Yiftach Ofek

Junior Fellow
2019

My dissertation project, “The ‘New Jew’ of Zionist Historiography”, explores the views of three of the most influential historians of the Jewish people in the twentieth century – Yitzhak Baer, Yehezkel Kaufmann, and Gershom Scholem – on human nature, and the desired character ideal for the ‘New Jew’ that would emerge in the Land of Israel as part of the Zionist project.

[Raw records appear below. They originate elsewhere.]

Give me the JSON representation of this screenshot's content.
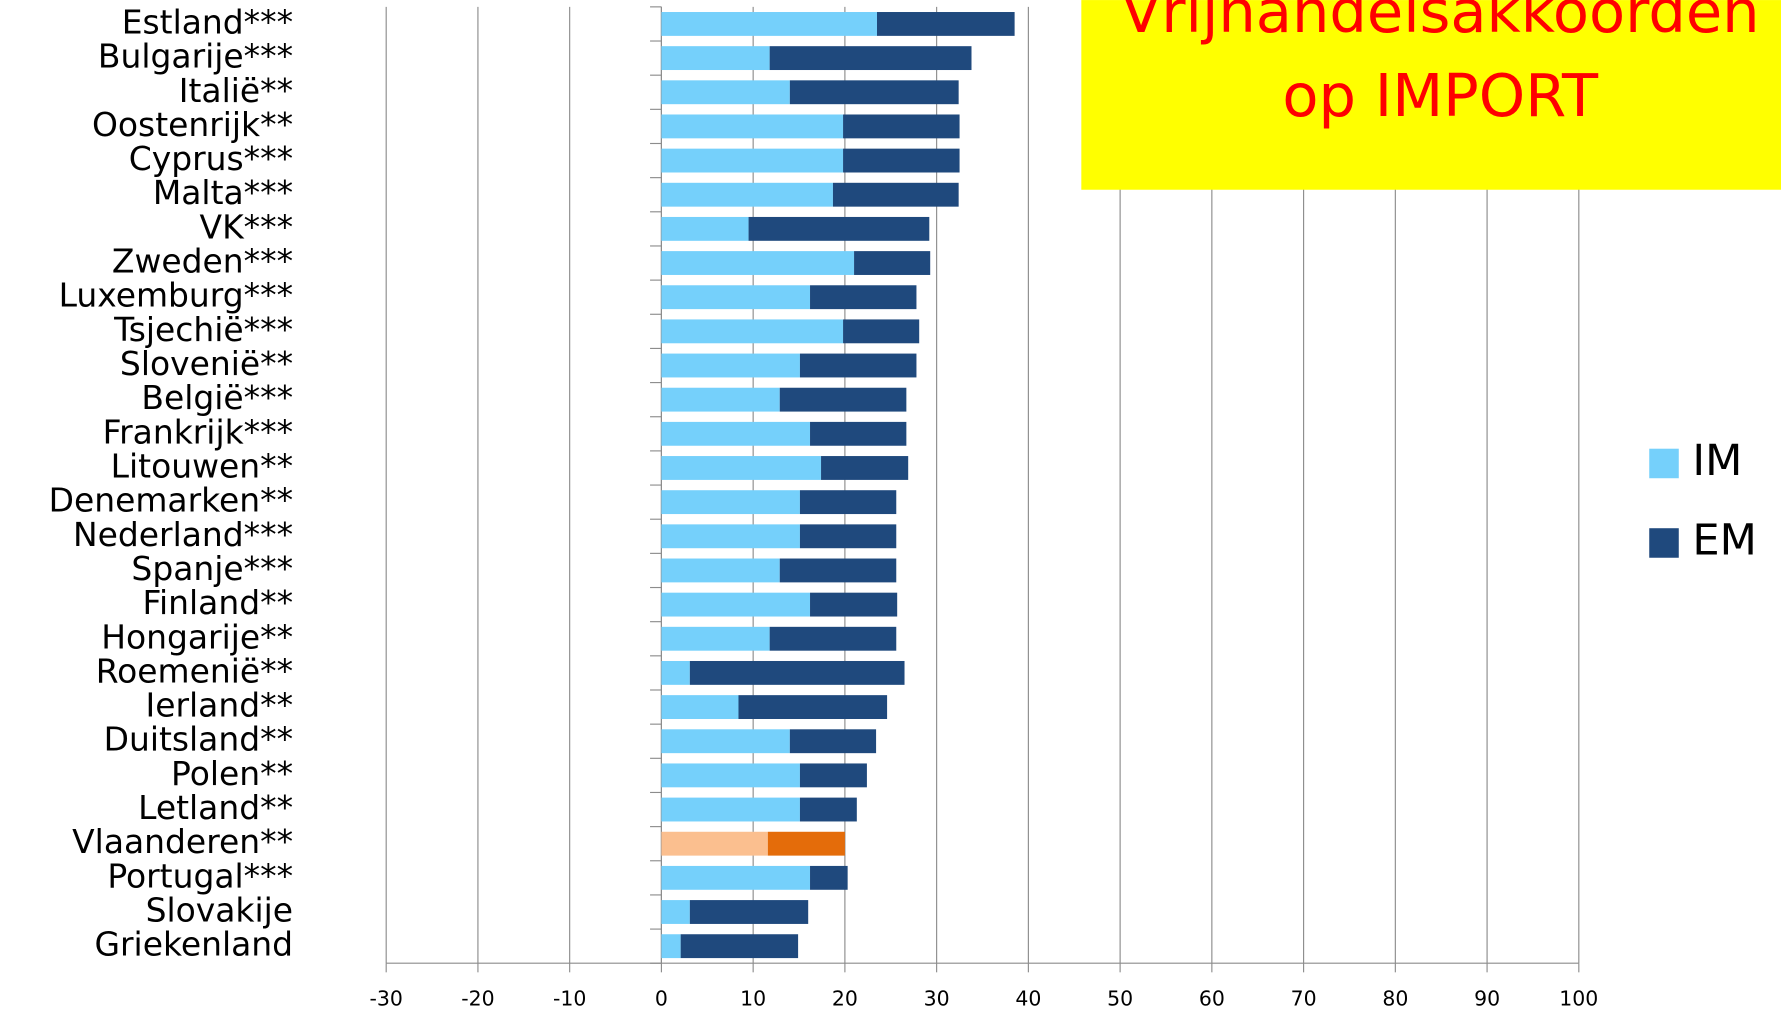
{
  "chart_data": {
    "type": "stacked_barh",
    "title": [
      "Vrijhandelsakkoorden",
      "op IMPORT"
    ],
    "categories": [
      "Estland***",
      "Bulgarije***",
      "Italië**",
      "Oostenrijk**",
      "Cyprus***",
      "Malta***",
      "VK***",
      "Zweden***",
      "Luxemburg***",
      "Tsjechië***",
      "Slovenië**",
      "België***",
      "Frankrijk***",
      "Litouwen**",
      "Denemarken**",
      "Nederland***",
      "Spanje***",
      "Finland**",
      "Hongarije**",
      "Roemenië**",
      "Ierland**",
      "Duitsland**",
      "Polen**",
      "Letland**",
      "Vlaanderen**",
      "Portugal***",
      "Slovakije",
      "Griekenland"
    ],
    "series": [
      {
        "name": "IM",
        "color": "#75d0fb",
        "point_colors": {
          "24": "#fbbf8f"
        },
        "values": [
          23.5,
          11.8,
          14,
          19.8,
          19.8,
          18.7,
          9.5,
          21,
          16.2,
          19.8,
          15.1,
          12.9,
          16.2,
          17.4,
          15.1,
          15.1,
          12.9,
          16.2,
          11.8,
          3.1,
          8.4,
          14,
          15.1,
          15.1,
          11.6,
          16.2,
          3.1,
          2.1
        ]
      },
      {
        "name": "EM",
        "color": "#1f497d",
        "point_colors": {
          "24": "#e46c0a"
        },
        "values": [
          15,
          22,
          18.4,
          12.7,
          12.7,
          13.7,
          19.7,
          8.3,
          11.6,
          8.3,
          12.7,
          13.8,
          10.5,
          9.5,
          10.5,
          10.5,
          12.7,
          9.5,
          13.8,
          23.4,
          16.2,
          9.4,
          7.3,
          6.2,
          8.4,
          4.1,
          12.9,
          12.8
        ]
      }
    ],
    "xlim": [
      -30,
      100
    ],
    "xticks": [
      -30,
      -20,
      -10,
      0,
      10,
      20,
      30,
      40,
      50,
      60,
      70,
      80,
      90,
      100
    ],
    "grid": true,
    "legend": "right"
  }
}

I suggest that their respective views were formed under the influence of two parallel currents in contemporary social thought: the broader discussions in the Jewish world on the characteristics of the modern Jew in Israel and the diaspora, and the philosophic Discourse of Man that developed primarily in Europe in the late nineteenth and early twentieth centuries in response to the so-called ‘Crisis of Humanism’. 

I came to this project as a result of a deep unease with contemporary discussions about human nature and the role of religion in public life. In the early and middle decades of the twentieth century, there raged a lively and critical debate across the humanities and social sciences on whether it still made sense to speak of a universal human nature in an age of global multiculturalism, on whether we can continue adhering to religiously-informed conceptions of human nature after the ‘Death of God’, and about the challenge posed by non-Western religions to Western cultural norms. In recent decades, however, these debates seem to have all but disappeared, or at least became secondary in importance. And yet, I wondered: Have we resolved these questions satisfactorily? Or is there room to return to these earlier debates to explore what may still be learned? 

The Martin Marty Center, with its long and distinguished commitment to research across disciplines and across religious traditions, offers an ideal environment in which to develop this project. As a Junior Fellow, I look forward to discussing different and perhaps even competing notions of human nature with scholars of diverse perspectives and diverse cultural traditions. In addition, I hope to take advantage of the Center’s resources to learn how to make my scholarship more relevant to the public square, and make my own contributions to the Center’s enduring reputation in bridging the divide between academic and non-academic audiences.